What Once Stood On The Vacant Acres In Milwaukee's Harbor?
A bankruptcy judge Tuesday approved the sale of the former Milwaukee Solvay Coke & Gas Company site to Wisconsin Gas LLC, a We Energies affiliate. It was the only bidder, offering $4 million for the 47-acre parcel.
We Energies is among several businesses that are responsible for the site's environmental cleanup. The utility used to operate a gas works there years ago.
Before previous owner Golden Marina filed for bankruptcy, it had hoped to create housing and a marina there.
A We Energies spokesperson says the company anticipates to close on the sale in early May.
Original post, March 17:
For this week's Bubbler Talk, we look into a question submitted by Scott Wimer, who asked: What used to be located on the land south of Greenfield Ave., west of the Kinnickinnic River and east of the old Chicago/Northwestern tracks?
Perhaps you'd recognize that big, vacant plot (actually it's two distinct parcels) in the Milwaukee Harbor as formerly holding gigantic coal piles and dilapidated buildings.
Although WUWM's Susan Bence wasn't able to connect with Scott (Scott, where are you?), she did meet up with two people in the know at UWM's School of Freshwater Sciences. It overlooks the harbor as well as the two parcels of property in question.
Larry Sullivan, the Port of Milwaukee's chief engineer, has seen many changes to this area - he's been with the Port for more than 50 years.
When Sullivan's career started, the Solvay Coke & Gas Company owned both pieces of land. It used the smaller, 14-acre, pie-shaped plot to store materials. "It originally was a coal storage site and later coke storage site," Sullivan says. "Eventually it was sold to the city." (For reference, when Sullivan talks about coke, he's not talking about Coca Cola, but rather an important raw material for steel-making.)
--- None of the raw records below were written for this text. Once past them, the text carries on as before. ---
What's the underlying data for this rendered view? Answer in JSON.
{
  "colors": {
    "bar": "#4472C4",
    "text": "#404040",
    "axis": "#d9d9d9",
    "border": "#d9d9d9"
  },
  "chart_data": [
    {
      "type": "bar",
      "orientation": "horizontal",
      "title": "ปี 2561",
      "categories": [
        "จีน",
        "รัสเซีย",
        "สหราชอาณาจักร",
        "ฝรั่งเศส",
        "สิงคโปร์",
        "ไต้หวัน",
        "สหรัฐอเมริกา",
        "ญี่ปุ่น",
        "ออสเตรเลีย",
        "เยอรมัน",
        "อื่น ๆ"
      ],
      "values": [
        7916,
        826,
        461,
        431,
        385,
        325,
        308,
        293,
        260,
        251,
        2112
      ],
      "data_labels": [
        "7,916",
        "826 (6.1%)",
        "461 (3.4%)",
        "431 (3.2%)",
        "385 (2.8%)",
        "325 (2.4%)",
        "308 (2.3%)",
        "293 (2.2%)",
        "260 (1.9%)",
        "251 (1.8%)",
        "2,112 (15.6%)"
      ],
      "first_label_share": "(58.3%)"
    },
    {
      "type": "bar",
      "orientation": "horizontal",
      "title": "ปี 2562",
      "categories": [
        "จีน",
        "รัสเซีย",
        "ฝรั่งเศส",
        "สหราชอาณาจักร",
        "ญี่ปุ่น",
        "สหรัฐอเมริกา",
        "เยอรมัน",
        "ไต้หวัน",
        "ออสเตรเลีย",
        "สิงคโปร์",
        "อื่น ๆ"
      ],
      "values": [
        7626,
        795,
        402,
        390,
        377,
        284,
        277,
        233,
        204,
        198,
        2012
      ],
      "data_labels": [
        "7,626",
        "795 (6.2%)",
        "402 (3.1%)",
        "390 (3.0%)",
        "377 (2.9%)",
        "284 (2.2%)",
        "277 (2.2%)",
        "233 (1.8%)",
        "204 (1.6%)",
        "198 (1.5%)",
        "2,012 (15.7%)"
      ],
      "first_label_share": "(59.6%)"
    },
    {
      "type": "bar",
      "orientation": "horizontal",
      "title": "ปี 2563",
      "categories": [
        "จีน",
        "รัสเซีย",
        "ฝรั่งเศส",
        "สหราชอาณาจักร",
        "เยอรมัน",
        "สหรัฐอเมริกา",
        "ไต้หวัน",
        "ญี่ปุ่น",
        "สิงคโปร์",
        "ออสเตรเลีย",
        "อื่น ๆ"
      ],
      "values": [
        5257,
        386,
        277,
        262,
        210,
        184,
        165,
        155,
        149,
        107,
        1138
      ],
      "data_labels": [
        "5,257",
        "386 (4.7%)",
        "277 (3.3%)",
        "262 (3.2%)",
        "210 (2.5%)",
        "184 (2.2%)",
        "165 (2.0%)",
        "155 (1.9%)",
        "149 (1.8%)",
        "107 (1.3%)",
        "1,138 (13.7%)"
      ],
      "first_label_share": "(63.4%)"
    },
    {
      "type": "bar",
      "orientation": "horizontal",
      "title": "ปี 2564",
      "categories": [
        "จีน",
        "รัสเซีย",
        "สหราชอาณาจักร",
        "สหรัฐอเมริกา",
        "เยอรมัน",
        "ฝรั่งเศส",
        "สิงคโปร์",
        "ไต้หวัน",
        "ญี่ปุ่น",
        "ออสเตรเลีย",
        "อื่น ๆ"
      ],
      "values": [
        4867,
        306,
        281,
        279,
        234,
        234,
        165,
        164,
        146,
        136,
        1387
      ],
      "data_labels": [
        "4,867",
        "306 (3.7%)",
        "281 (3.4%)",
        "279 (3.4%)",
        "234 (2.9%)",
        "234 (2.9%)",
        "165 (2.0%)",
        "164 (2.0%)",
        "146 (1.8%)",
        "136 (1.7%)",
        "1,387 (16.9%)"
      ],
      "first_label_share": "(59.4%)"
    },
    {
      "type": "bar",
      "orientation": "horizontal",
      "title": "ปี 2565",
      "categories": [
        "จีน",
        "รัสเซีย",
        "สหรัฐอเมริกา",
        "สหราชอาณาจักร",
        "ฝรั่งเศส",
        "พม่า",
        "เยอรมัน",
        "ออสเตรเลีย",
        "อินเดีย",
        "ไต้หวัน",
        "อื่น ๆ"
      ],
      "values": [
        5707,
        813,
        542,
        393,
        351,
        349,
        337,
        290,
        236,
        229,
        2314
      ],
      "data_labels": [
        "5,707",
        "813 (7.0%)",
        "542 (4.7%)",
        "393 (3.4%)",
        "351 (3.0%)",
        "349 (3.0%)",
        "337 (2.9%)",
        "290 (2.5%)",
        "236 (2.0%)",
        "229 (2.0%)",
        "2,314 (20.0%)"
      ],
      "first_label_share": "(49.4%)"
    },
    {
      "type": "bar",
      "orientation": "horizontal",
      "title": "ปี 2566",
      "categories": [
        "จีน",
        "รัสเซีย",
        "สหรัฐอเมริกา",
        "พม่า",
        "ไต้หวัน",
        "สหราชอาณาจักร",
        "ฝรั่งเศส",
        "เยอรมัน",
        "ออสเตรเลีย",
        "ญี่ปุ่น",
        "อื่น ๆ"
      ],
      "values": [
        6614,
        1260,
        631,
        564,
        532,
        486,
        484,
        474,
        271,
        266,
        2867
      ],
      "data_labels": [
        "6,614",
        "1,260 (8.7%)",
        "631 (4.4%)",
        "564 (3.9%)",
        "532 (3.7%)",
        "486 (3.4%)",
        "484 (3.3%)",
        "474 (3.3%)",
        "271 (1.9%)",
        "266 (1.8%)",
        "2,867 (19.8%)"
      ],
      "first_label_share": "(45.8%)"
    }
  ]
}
"There was a U.S. Coast Guard lifesaving station back in the corner and, for a number of years, that's where they would launch boats to try to rescue people," Sullivan adds.
Dave Misky, who works for the Milwaukee Redevelopment Authority, says harbor activity along Greenfield Avenue stretches back to the 1800s. "There used to be a tank farm on the property. These were large, 50,000-gallon tanks that stored fuel. They were brought in on ships and distributed via rail or truck," Misky explains.
The neighboring and much bigger chunk of property - 44 acres, experienced a parade of industrial use, from leather tanning to furnace companies. But people might recognize the land as being occupied by the Solvay Coke & Gas Company's buildings and manufacturing plant.
Solvay ceased production of gas and coke in the 1980s, but its graffiti-adorned buildings didn't come down until 2016, and not without careful oversight of the removal of its hazardous waste.
The Solvay site has been an EPA Superfund site.
Port Engineer Larry Sullivan looks at the land with a glass half-full attitude. "It's full seaway draft - 27 feet, ("draft" referring to the depth of a ship's hull below the waterline), and it has a dock wall that the city has put a lot of money into that will take ships right up next to the wall. So its a unique area where you can handle deep-draft vessels."
Right now, Milwaukee is accepting proposals for the 14 acres the city owns. "We are hoping we can find a mixed-use that works for everybody, that takes advantage of that unique site," Sullivan says.
As for the larger, 44-acre former Solvay parcel, it is on the auction block.
UWM Architecture Professor Jim Wasley has been dreaming about the property's potential for years. He has even had his students formulate visions of the harbor's commercial and ecological restoration.
READ & LISTEN: WUWM's Coverage On The Revitalization of Milwaukee's Harbor
"The big vision we ended up settling on, and have developed through subsequent studio, [is that] people want the harbor to be publicly accessible," he says. "There should be a public harbor walk. People want the harbor to be densely developed economically, an engine for this neighborhood and successful. So, there's a certain amount of density that's needed. As we see all over the world, harbors are being redeveloped."
And, to our question-asker Scott, wherever you are - we hope this quenches your curiosity.